I'm still having trouble figuring out how to get from the rdf-triples
it's got there to a hash of codes (as they appear in marc records, not
URIs), to labels.
It seems like it in fact will be a lot more work than the scraping I'm
doing of the HTML page now, but of course the problem with the HTML page
is that it's structure is not reliable, it changes. So the structured
data from id.loc.gov is the way to go.... but I'm still getting confused
figuring out how to get what I want out of it. If anyone wants to give
me any hints, appreciated.
It kind of looks like I FIRST have to get the complete list from one of
the structured forms (RDF-XML, triple, etc), and THEN make a seperate
HTTP request for _each_ term listed in the list to get the code as found
in the MARC record and the label. That's a pretty slow process, as well
as requiring writing more code than a task like this seems like it
should take. Is there anything on that site that can give me the
code/label pairs in one single download?
On 6/22/2011 6:38 PM, Stephen Hearn wrote:
> Have you looked at id.loc.gov? One of its vocabularies defines URLs
> for each of the MARC geographic area codes.

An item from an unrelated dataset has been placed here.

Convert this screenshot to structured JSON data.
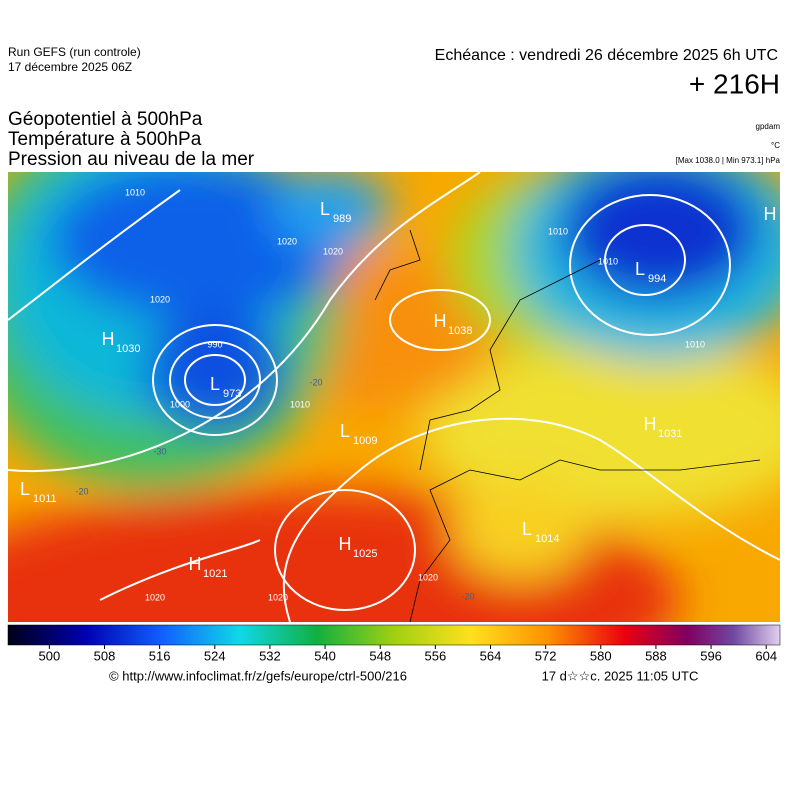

> On Wed, Jun 22, 2011 at 4:44 PM, Jonathan Rochkind<[log in to unmask]> wrote:
>> Can anyone remind me if there's a machine readable copy of the MARC
>> geographic codes available at any persistent URL?
>> They're in HTML at http://www.loc.gov/marc/geoareas/gacs_code.html . I
>> actually had a script that automatically downloaded from there and "scraped"
>> the HTML -- but sometime since I wrote the script, the HTML structure on the
>> page changed and it broke.
>> (I kind of thought that was unlikely since that HTML page itself was machine
>> generated -- but I guess they changed the software that generated it.
>> Certainly I knew that scraping HTML was a bad thing to rely on... which is
>> why I hope LC provides this in some format less likely to change?)